Driven by the federal No Child Left Behind law, state exams have proliferated at the high school level in recent years. And, as part of the growing effort to ensure that students graduate from high school “college and career ready,” more and more states are taking care to align those tests with the academic expectations of colleges and universities.
So, if that’s the case, why should students have to take college-entrance exams on top of state tests? Wouldn’t it make more sense if universities and colleges could use those same tests to predict which students are likely to succeed on their campuses and which are likely to fail?
In a study published in the summer issue of Educational Measurement: Issues and Practice a trio of researchers—Adriana D. Cimetta and Joel R. Levin of the University of Arizona, and Jerome V. D’Agostino of Ohio State University—test out exactly that proposition with Arizona’s state tests, which are known as the Arizona Instrument to Measure Standards, or AIMS. In particular, they zeroed in on results for the 1999 and 2000 test administrations, comparing them with data for the SAT I verbal and math exams that students generally take in their junior or senior years of high school, and tracking students as they moved on to state colleges and universities. What the researchers aimed to find out was whether the state exams could be just as useful as more-traditional college-entrance exams at predicting students’ grade point averages in their freshman year of college.
You might think, as I did, that the state exams would be less effective for predicting college performance because they test more basic material, but you would be wrong. The results were mixed. For the 1999 cohort of students, the AIMS test did not do as well as the SAT in terms of adding predictive value to students’ high school GPAs, which, in and of themselves, are considered to be pretty good indicators of college performance. However, the state test functioned just as well as the SAT in predicting students’ freshman-year grades for the 2000 test-taking group. (We should note here that passing the state test did not become a requirement for Arizona students until the 2000 test administration.)
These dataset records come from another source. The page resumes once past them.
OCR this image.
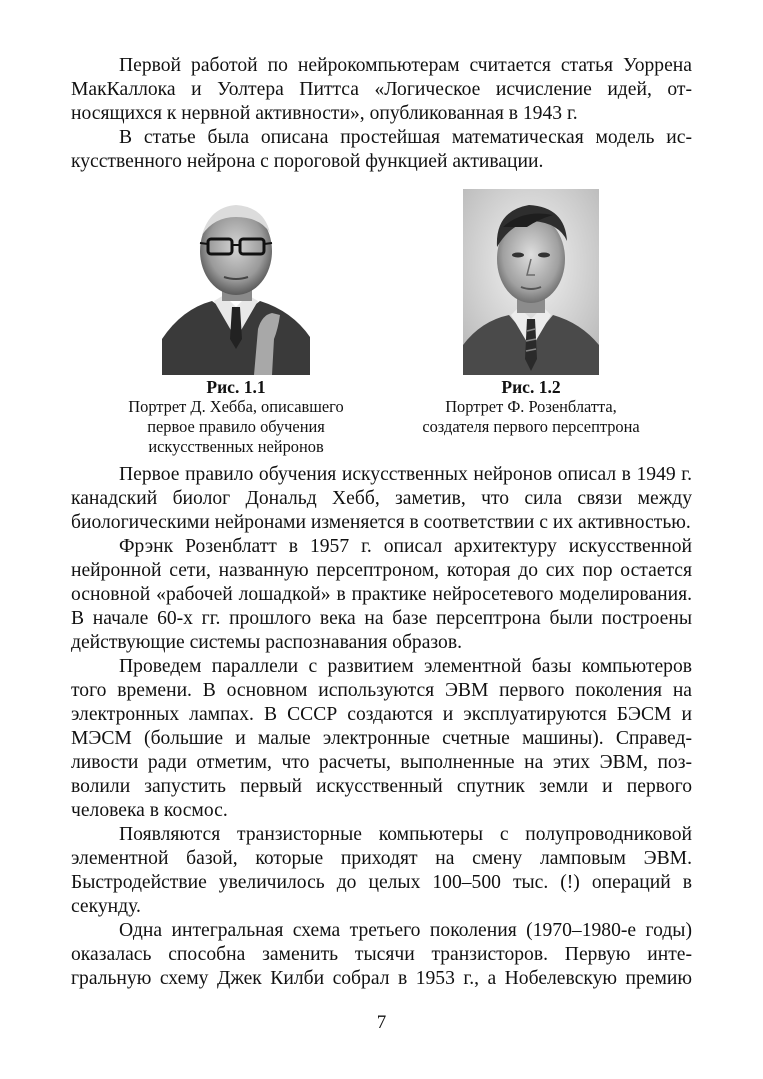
Первой работой по нейрокомпьютерам считается статья Уоррена МакКаллока и Уолтера Питтса «Логическое исчисление идей, относящихся к нервной активности», опубликованная в 1943 г.

В статье была описана простейшая математическая модель искусственного нейрона с пороговой функцией активации.

Рис. 1.1
Портрет Д. Хебба, описавшего
первое правило обучения
искусственных нейронов
Рис. 1.2
Портрет Ф. Розенблатта,
создателя первого персептрона

Первое правило обучения искусственных нейронов описал в 1949 г. канадский биолог Дональд Хебб, заметив, что сила связи между биологическими нейронами изменяется в соответствии с их активностью.

Фрэнк Розенблатт в 1957 г. описал архитектуру искусственной нейронной сети, названную персептроном, которая до сих пор остается основной «рабочей лошадкой» в практике нейросетевого моделирования. В начале 60-х гг. прошлого века на базе персептрона были построены действующие системы распознавания образов.

Проведем параллели с развитием элементной базы компьютеров того времени. В основном используются ЭВМ первого поколения на электронных лампах. В СССР создаются и эксплуатируются БЭСМ и МЭСМ (большие и малые электронные счетные машины). Справедливости ради отметим, что расчеты, выполненные на этих ЭВМ, позволили запустить первый искусственный спутник земли и первого человека в космос.

Появляются транзисторные компьютеры с полупроводниковой элементной базой, которые приходят на смену ламповым ЭВМ. Быстродействие увеличилось до целых 100–500 тыс. (!) операций в секунду.

Одна интегральная схема третьего поколения (1970–1980-е годы) оказалась способна заменить тысячи транзисторов. Первую интегральную схему Джек Килби собрал в 1953 г., а Нобелевскую премию

7
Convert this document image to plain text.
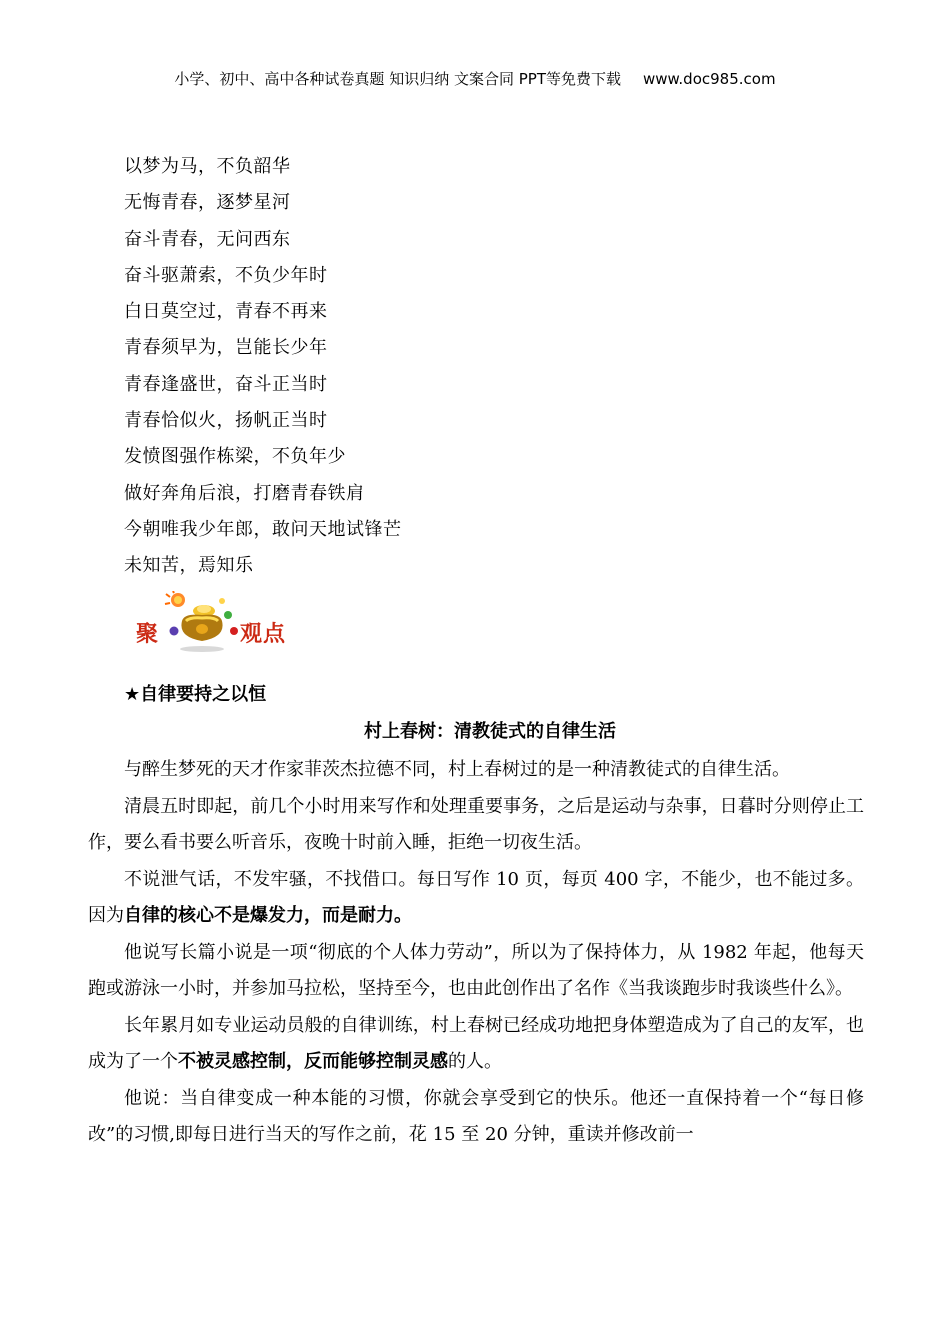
小学、初中、高中各种试卷真题 知识归纳 文案合同 PPT等免费下载 www.doc985.com
以梦为马，不负韶华
无悔青春，逐梦星河
奋斗青春，无问西东
奋斗驱萧索，不负少年时
白日莫空过，青春不再来
青春须早为，岂能长少年
青春逢盛世，奋斗正当时
青春恰似火，扬帆正当时
发愤图强作栋梁，不负年少
做好奔角后浪，打磨青春铁肩
今朝唯我少年郎，敢问天地试锋芒
未知苦，焉知乐
聚	观点
★自律要持之以恒
村上春树：清教徒式的自律生活

与醉生梦死的天才作家菲茨杰拉德不同，村上春树过的是一种清教徒式的自律生活。

清晨五时即起，前几个小时用来写作和处理重要事务，之后是运动与杂事，日暮时分则停止工作，要么看书要么听音乐，夜晚十时前入睡，拒绝一切夜生活。

不说泄气话，不发牢骚，不找借口。每日写作 10 页，每页 400 字，不能少，也不能过多。因为自律的核心不是爆发力，而是耐力。

他说写长篇小说是一项“彻底的个人体力劳动”，所以为了保持体力，从 1982 年起，他每天跑或游泳一小时，并参加马拉松，坚持至今，也由此创作出了名作《当我谈跑步时我谈些什么》。

长年累月如专业运动员般的自律训练，村上春树已经成功地把身体塑造成为了自己的友军，也成为了一个不被灵感控制，反而能够控制灵感的人。

他说：当自律变成一种本能的习惯，你就会享受到它的快乐。他还一直保持着一个“每日修改”的习惯,即每日进行当天的写作之前，花 15 至 20 分钟，重读并修改前一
There also were few—if any—differences between the two exams in predicting how specific racial and ethnic subgroups of students would do in college.
There are all kinds of practical reasons why higher-education institutions might prefer to stick with conventional college-entrance exams, the authors note. “Nonetheless,” they add, “we also generated considerable evidence to support the notion that state tests (at least in one state) are aligned enough with college expectations to render them useful as indicators of college readiness.”
This team of researchers isn’t alone. In 2006, a similar, but broader, study of the Connecticut Academic Performance Test, or CAPT, also found that the state tests were pretty good at forecasting college success.
It’s worth noting, too, that these findings come at a time when growing numbers of colleges are already abandoning the SAT or the ACT as a requirement for admission. The latest tally from FairTest, a Massachusetts-based group that tracks these things, puts the number of four-year schools that don’t require the SAT or the ACT at more than 830.
From universities’ perspective, of course, a national test, such as the SAT, would be more fair to applicants, who hail from all corners of the country. On the other hand, students could clearly save some time and a few bucks by not having to take traditional college-entrance exams—and that’s not including all those expensive SAT-prep classes.
Policymakers, of course, could also consider doing the reverse. Why not use the SAT as a state exam? That idea may not be as farfetched as it seems at first blush. According to this report, both Colorado and Maine have already integrated either the SAT or the ACT into their state testing programs.